With Hurricane Milton hitting winds of up to 180 miles per hour and at such a high speed, scientists are wondering if the storm defies the five category system and should go up to a Category 6.
Florida’s Gulf Coast braced on Tuesday for the impact of Hurricane Milton’s near-record winds and expected massive storm surge, which could bring destruction to areas already reeling from Helene’s devastation 12 days ago and still recovering from Ian’s wrath two years ago.
Almost the entirety of Florida’s west coast was under a hurricane warning early on Tuesday as the Category 5 storm and its 165mph winds crept toward the state at 9mph, sucking energy from the Gulf of Mexico’s warm water.
The strongest Atlantic hurricane on record is 1980’s Allen, which reached wind speeds of 190 mph as it moved through the Caribbean and Gulf before striking Texas and Mexico.
The storm, which CNN called 'the strongest on Earth in 2024,' was described by an Orlando meteorologist as 'nothing short of astronomical.'
'I am at a loss for words to meteorlogically describe you the storms small eye and intensity,' Noah Bergen said.
Bergen reported seeing wing gusts as high as 200 miles per hour with max sustained winds at 180 mph.
'This is now the 4th strongest hurricane ever recorded by pressure on this side of the world. The eye is TINY at nearly 3.8 miles wide. This hurricane is nearing the mathematical limit of what Earth's atmosphere over this ocean water can produce.'
It has many asking if the storm can or should be classified as a Category 6.
While no official designation exists, scientist and author Michael E. Mann said that '#Milton might have actually breached the 192 mph "cat 6" cutoff.'
The five categories, based on wind speed ranges, were used to designate hurricanes since the 1970s with what's known as the Saffir-Simpson Wind Scale, developed by engineer Herbert Saffir and Robert Simpson.
The barrier for Category 5 storms is winds of 157 miles per hour.
Simpson said in 1999 that the scale doesn't go past a Category 5 because they designed it to show the danger winds could cause buildings and to provide advice for those designing and constructing them.

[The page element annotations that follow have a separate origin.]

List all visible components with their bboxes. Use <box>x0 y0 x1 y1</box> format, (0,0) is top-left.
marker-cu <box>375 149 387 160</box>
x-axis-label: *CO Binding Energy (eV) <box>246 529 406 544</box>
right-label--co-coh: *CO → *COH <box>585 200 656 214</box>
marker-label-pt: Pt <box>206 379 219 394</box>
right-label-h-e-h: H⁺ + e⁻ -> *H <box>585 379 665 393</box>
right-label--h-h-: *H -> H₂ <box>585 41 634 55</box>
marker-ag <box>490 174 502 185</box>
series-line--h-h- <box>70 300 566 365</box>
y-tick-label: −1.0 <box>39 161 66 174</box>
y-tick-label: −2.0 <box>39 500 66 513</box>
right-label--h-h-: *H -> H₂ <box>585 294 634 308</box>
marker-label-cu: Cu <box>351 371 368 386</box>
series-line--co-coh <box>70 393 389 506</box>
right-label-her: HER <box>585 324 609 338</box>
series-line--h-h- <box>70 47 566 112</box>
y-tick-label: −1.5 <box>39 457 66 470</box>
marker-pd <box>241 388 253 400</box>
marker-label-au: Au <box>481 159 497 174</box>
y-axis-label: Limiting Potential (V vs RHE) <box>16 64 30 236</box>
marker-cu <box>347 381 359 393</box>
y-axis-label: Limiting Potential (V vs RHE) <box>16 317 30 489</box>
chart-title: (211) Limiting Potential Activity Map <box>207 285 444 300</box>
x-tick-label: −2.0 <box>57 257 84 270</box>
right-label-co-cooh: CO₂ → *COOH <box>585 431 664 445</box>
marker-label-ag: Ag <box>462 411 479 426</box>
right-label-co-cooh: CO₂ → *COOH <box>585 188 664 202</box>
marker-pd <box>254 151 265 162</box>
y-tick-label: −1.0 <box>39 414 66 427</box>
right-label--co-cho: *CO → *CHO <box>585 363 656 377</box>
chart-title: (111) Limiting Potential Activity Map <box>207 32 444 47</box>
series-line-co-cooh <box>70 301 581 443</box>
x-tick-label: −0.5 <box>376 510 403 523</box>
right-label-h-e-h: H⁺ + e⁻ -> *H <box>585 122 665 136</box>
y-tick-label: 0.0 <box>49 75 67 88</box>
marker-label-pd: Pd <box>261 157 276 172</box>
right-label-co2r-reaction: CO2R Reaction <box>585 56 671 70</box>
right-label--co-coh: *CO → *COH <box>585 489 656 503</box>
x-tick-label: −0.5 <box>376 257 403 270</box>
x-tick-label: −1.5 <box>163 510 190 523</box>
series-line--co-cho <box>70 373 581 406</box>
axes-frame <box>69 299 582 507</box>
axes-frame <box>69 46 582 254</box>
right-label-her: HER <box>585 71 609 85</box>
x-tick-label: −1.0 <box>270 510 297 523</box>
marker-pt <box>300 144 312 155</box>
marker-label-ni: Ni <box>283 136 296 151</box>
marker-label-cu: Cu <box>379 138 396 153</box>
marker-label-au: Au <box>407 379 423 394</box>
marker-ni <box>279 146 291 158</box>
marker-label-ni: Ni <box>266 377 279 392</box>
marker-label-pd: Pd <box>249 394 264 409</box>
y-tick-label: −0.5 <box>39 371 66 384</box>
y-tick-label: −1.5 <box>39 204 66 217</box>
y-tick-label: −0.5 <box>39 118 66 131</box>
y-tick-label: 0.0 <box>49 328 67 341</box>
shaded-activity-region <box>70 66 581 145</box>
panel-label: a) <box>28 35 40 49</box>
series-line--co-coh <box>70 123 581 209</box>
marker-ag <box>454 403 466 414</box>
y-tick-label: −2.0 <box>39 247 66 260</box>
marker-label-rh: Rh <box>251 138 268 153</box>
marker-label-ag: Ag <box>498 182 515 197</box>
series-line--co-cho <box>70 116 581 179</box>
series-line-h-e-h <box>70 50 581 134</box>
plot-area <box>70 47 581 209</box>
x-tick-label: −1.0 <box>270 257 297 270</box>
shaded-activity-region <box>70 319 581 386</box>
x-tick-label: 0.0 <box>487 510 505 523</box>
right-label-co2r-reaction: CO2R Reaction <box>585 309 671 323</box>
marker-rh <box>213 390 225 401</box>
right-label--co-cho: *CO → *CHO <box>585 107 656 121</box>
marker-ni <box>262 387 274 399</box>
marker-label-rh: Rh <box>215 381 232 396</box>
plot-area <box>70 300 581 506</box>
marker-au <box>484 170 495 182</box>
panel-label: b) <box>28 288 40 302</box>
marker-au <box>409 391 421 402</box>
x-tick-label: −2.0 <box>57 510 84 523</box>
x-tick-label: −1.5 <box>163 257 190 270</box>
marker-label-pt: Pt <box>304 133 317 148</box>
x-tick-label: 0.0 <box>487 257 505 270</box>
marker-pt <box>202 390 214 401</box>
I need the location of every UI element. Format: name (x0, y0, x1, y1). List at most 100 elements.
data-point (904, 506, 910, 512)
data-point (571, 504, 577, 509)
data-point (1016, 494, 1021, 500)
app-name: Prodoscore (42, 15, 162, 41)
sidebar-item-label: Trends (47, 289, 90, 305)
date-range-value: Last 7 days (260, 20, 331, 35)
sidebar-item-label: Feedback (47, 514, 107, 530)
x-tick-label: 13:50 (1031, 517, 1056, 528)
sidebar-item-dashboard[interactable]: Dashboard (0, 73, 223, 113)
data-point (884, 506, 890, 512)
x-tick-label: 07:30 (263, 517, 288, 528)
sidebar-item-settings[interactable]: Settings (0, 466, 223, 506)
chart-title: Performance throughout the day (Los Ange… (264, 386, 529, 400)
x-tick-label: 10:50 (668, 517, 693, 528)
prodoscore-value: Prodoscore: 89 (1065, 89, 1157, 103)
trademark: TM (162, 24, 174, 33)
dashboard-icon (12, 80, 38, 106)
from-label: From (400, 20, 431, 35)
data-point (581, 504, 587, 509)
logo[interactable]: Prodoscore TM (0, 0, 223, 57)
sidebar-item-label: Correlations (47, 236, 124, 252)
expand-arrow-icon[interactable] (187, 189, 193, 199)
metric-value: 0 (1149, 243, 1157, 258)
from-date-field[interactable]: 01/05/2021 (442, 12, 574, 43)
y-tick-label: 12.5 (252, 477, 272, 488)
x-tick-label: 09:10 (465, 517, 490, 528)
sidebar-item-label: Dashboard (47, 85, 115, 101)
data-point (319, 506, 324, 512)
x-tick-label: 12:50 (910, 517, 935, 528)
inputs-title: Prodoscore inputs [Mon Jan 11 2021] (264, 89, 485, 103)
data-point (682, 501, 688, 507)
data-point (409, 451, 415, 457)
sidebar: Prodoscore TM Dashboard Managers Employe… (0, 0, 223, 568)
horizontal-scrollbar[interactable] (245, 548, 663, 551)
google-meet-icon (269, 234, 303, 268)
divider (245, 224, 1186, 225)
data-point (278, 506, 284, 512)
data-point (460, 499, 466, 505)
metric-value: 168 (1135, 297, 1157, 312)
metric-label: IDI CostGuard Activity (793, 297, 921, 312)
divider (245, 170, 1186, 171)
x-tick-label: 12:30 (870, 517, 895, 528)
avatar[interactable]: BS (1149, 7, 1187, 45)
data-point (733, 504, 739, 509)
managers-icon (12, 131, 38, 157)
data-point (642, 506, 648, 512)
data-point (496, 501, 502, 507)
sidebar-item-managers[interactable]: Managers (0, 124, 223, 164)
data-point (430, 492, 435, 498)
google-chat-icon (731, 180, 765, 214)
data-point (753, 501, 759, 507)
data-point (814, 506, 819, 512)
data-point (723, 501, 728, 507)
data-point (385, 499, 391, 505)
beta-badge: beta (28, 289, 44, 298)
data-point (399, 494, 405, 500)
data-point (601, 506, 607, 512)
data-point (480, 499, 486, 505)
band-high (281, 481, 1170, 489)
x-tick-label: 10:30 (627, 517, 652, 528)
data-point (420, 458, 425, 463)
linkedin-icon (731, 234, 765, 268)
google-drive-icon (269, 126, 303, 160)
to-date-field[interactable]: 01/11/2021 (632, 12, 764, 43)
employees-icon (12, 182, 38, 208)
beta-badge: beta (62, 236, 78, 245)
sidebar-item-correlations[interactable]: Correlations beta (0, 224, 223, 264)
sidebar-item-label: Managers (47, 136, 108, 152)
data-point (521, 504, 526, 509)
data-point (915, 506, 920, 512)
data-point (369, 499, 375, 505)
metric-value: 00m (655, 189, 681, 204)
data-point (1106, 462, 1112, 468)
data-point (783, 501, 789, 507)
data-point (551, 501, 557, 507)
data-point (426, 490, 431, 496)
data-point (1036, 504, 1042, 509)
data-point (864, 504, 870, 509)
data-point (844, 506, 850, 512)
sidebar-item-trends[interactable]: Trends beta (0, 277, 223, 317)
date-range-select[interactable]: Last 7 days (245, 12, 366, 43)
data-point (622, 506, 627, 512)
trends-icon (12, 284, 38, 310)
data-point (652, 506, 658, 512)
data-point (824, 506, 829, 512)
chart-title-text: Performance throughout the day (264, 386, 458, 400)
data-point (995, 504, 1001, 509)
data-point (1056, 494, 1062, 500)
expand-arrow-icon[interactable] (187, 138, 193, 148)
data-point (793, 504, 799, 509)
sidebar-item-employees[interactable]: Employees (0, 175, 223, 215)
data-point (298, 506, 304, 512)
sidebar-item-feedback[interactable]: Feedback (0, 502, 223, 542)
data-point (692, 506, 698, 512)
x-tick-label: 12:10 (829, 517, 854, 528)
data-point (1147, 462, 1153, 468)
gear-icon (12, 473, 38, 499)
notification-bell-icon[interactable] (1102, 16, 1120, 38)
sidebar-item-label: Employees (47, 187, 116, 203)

Winds that would go past Category 5 would 'cause rupturing damages that are serious no matter how well it's engineered.'
Retired scientist Jim Kossin told USA Today that a Category 5 that goes from 157 mph and beyond is 'becoming more and more inadequate with time because climate change is creating more and more of these unprecedented intensities.'
Scientists expect the system to weaken slightly before landfall, though it could retain hurricane strength as it churns across central Florida toward the Atlantic Ocean.
That would largely spare other states ravaged by Helene, which killed at least 230 people on its path from Florida to the Appalachian Mountains.
Tampa Bay has not been hit directly by a major hurricane since 1921, and authorities fear luck is about to run out for the region and its 3.3 million residents.